While studying something totally different, I came across something interesting and related to our current study in Jeremiah. It sparked me to research the relationship between Jesus and David more intensely. It also provided me with a clearer understanding of David’s earthly kingdom versus his everlasting kingdom promised to him by God.

Jesus Questioned the Pharisees about the Son of David (Matthew 22:41-46)

After some testing from the Sadducees and Pharisees, Jesus turned the tables and posed 2 questions to the Pharisees:

  • Whose Son is the Christ? (v. 42)
  • How does David call Him “Lord” if He is the Son of David? (v.44)

To the first question, they all responded: “The Son of David.”

However, the second question posed by Jesus did not elicit such a collective response. Jesus asks the second question based on Psalm 110:1, a psalm of David. Sadly, the response to the second question went something like this: “And no one was able to answer Him a word, nor from that day on did anyone dare question Him anymore (v. 46, NKJV).”

No one was able to answer Him.

Imagine that no answer to the question could be found among those who claimed to be the “keepers of the law.” The answer was beyond the scope of their grasp and understanding. Even though they worked closely with the Holy Scriptures, the Torah, the Law of God, they had no answer to provide Jesus for His second question. They had no understanding of how David could call Him both Son and Lord.

David’s Kingdom and the Davidic Covenant

David was thirty years old when he became king, and he reigned forty years. – 2 Samuel 5:4 (NIV)

By comparison, David’s earthly kingdom and his eternal kingdom are different levels.

  • David’s earthly kingdom is limited (40 years)
  • David is promised that his descendant will hold the everlasting throne forever (Matt. 1:1-6, 16; Luke 3:31-34)
  • “Son of David” stems from the royal origin of Jesus and His earthly lineage found in the Gospel of Matthew and Luke with the term “son” meaning descendant or offspring

Confirmation from Jeremiah’s Contemporaries

But afterward the people will return and devote themselves to the LORD their God and to David’s descendant, their king.
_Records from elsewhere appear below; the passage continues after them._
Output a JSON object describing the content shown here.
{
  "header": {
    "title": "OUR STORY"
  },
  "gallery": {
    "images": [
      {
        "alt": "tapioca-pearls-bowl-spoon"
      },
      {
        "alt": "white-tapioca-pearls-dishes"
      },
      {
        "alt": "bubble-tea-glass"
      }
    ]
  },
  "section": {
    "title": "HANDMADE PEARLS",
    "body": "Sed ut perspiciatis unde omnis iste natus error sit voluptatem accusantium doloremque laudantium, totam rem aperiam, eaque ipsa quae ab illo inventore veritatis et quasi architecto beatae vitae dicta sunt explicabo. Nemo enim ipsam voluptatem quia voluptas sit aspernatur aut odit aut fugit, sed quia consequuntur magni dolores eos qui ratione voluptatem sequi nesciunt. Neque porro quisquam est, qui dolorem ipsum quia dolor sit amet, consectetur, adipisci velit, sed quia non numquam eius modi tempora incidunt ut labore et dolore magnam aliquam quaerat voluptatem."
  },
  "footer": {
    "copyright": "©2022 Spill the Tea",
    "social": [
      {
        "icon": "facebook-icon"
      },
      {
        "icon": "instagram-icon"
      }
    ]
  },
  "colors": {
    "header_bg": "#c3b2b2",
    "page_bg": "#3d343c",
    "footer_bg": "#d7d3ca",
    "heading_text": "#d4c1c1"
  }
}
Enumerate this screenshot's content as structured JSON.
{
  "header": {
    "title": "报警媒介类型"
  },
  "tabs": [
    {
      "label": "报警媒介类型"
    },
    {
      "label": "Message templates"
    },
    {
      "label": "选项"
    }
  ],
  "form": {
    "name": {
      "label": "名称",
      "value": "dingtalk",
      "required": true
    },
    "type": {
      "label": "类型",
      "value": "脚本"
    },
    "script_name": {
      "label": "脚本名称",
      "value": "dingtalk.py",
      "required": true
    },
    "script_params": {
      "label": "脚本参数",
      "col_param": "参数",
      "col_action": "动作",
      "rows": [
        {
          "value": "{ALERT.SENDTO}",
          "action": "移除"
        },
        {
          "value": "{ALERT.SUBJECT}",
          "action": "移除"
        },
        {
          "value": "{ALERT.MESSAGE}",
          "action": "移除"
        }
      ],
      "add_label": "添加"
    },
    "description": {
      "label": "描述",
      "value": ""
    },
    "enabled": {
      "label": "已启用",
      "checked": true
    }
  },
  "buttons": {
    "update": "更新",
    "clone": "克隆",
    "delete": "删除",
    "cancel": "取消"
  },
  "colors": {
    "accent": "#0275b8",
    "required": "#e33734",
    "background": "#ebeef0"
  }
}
In the last days, they will tremble in awe of the LORD and of his goodness. – Hosea 3:5 (NLT)

24 My servant David will be king over them, and there will be one shepherd for all of them. They will follow My ordinances and keep and observe My statutes. 25 They will live in the land that I gave to My servant Jacob, where your fathers lived. They will live there forever with their children and grandchildren, and My servant David will be their prince forever. – Ezekiel 37:24-25 (NIV)

Rejoice greatly, daughter of Zion! Shout in triumph, daughter of Jerusalem! Behold, your king is coming to you; He is righteous and endowed with salvation, Humble, and mounted on a donkey, Even on a colt, the foal of a donkey. – Zechariah 9:9 (NASB)

Along with Isaiah, these prophets were contemporaries of Jeremiah, sharing God’s message with His people in different regions around the same time and confirming each other’s prophecies. Other contemporary biblical texts share about the covenant extending forever. Both jeremiah 32:40 and Ezekiel 37:26 speak of an “everlasting covenant” between God and His people initiated with David’s descendant as their king. Some biblical translations even call Him “their prince.”